His face was blotched like a red rash. Reddish brown hair, graying at the sides, swept back from a flat forehead in a series of small, sharp waves. He was wearing what he always wore, a brown plaid sports coat and a solid brown tie. The left collar of his starched white shirt curled up at the tip, and the thread on the top button had begun to unravel. Without a word he pulled out a pack of Camels and lit one up.
“You quit drinking,” I remarked as I glanced through the stack of papers my secretary had left on my desk. “Don’t you think it’s time you quit that, too?”
“And make the same mistake twice?” Flynn asked in a gruff voice. He took a long drag, and then added, as if it was the end of all argument on the subject, “I’m Cath
olic.”
Each excuse he offered became more bizarre. “What?” I asked, astonished. “What do you mean? The reason you don’t quit is because you’re Catholic?”
He shrugged. “I’m Catholic. That means I believe in the here-after.” He paused as if this was some fine point of theology. “And that means that I’m not some goddamn health nut who doesn’t care about anything except how nice and pink his goddamn lungs are.”
Knitting my brow, I shook my head and studied him through half-closed eyes. “You really should have been a priest. With that kind of logic you might have become a cardinal.”
A faint smile formed on his heavy mouth. “Listen. I became a lawyer. How much more Jesuitical can you be than that?”

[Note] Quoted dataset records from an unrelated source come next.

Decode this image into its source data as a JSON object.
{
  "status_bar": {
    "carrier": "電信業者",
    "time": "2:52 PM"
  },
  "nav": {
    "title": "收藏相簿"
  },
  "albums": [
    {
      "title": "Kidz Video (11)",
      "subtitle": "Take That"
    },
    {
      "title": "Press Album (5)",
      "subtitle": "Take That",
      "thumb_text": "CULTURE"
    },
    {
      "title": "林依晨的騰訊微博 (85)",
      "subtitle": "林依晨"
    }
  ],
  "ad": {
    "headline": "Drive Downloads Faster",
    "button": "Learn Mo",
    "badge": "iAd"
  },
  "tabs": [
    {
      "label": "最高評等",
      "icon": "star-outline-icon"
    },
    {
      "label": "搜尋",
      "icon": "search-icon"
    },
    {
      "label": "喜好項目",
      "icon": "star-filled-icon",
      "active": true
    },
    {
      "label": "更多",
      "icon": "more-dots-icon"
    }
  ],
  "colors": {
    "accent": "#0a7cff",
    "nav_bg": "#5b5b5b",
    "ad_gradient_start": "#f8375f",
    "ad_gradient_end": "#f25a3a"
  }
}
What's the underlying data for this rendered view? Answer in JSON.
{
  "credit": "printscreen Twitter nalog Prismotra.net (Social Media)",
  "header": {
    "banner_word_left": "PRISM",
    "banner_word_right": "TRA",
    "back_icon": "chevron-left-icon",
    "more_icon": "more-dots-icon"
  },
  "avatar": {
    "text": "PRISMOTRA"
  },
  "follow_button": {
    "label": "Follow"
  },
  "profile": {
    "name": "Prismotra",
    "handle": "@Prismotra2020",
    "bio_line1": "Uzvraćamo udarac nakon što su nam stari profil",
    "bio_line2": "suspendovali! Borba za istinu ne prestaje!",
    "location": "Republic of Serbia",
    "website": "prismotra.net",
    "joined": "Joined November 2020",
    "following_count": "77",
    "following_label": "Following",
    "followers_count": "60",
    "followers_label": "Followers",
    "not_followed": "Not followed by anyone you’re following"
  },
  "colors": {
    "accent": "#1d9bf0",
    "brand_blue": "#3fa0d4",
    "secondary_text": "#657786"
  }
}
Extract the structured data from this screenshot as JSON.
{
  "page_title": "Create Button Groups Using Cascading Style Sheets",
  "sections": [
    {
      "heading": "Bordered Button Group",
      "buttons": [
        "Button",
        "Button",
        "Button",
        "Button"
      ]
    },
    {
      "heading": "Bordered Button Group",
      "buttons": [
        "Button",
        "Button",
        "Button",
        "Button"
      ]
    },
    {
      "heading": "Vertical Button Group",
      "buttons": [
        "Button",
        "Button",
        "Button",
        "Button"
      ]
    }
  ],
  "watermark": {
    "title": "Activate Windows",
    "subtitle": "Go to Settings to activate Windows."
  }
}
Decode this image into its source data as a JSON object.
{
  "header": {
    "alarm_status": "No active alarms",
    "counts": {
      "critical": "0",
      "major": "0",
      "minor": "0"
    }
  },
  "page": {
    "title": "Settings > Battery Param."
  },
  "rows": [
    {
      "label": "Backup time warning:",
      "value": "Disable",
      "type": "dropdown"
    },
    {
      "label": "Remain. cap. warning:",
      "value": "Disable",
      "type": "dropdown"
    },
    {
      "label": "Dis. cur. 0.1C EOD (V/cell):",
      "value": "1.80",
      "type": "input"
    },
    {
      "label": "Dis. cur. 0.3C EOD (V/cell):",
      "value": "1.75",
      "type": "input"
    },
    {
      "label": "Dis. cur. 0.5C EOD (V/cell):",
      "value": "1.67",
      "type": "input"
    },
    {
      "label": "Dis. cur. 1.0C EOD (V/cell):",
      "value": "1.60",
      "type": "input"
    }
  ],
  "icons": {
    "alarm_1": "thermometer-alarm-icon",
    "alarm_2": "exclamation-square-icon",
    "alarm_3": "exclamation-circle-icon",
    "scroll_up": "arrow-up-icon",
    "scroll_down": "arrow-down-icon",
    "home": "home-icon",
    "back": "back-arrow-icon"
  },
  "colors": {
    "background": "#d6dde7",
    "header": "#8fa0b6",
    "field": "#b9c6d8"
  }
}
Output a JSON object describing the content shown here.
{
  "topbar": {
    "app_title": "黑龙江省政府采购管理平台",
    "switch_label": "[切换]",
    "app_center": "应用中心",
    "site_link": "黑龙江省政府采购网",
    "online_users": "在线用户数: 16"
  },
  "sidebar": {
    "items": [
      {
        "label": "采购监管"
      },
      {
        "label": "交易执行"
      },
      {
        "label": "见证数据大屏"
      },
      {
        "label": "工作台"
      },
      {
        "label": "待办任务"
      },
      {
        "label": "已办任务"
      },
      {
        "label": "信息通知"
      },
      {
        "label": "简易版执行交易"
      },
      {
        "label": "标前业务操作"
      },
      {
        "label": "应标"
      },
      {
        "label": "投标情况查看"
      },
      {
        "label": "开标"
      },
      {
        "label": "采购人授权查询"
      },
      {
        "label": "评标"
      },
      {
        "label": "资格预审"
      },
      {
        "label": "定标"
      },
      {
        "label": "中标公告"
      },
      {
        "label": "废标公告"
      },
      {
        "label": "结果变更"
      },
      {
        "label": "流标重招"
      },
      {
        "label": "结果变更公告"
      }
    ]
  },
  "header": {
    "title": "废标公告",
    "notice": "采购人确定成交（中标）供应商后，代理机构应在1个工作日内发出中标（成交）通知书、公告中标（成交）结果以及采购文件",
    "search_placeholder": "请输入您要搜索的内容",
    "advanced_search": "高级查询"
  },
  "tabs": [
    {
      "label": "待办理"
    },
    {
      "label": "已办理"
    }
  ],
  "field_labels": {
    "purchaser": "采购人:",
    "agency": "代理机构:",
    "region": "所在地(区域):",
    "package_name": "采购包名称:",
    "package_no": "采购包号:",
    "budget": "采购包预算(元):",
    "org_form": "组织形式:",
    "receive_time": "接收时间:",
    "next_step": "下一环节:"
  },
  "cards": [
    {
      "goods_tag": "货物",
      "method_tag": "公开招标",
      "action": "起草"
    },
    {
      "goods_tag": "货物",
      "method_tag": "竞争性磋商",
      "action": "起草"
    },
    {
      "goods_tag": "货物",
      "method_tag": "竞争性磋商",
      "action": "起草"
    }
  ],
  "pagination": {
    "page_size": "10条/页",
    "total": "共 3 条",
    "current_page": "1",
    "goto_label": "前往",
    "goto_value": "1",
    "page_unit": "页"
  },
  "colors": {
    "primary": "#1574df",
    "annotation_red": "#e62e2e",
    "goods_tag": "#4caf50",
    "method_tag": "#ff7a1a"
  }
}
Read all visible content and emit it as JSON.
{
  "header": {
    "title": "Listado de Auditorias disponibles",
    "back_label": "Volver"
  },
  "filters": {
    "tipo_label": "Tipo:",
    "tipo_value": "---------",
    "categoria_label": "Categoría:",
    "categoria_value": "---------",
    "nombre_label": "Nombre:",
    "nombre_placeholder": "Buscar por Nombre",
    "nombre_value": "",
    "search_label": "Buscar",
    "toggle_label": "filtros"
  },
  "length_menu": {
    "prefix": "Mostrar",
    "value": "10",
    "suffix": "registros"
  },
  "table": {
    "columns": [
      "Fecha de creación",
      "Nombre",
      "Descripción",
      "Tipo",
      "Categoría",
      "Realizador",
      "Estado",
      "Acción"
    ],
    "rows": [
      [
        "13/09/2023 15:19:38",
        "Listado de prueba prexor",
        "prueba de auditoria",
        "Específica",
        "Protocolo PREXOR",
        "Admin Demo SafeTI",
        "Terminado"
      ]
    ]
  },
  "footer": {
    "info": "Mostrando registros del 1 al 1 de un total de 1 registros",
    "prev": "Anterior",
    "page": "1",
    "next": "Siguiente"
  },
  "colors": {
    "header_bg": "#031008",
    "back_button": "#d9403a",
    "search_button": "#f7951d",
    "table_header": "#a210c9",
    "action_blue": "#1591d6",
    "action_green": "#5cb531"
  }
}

We exchanged a glance, a silent acknowledgment of what we both understood and never talked about.
Flynn looked away, the cigarette dangling in his pudgy fingers as he stared out the window. In the distance across the river the snow on the peak of Mt. Hood shimmered a rosy pink in the early morning sun.
“Actually, I was going to be a priest once. My mother wanted me to.” He caught my reaction out of the corner of his eye. “No, really,” he insisted. “I’m not making it up. I was an altar boy.
True story. For almost a year.” He raised his hand to his face and sucked on the cigarette that was stuck between his fingers like a nail driven through a board. “Then the goddamn priest decided he liked me.”
I thought I knew what he meant. “Liked you?”
“Yeah. He tried to put his hands on me. I never went back. My mother never quite got over it.”
“What the priest did?”
“No. I never told her about that. It would have destroyed her.
She was about as devout as they come.”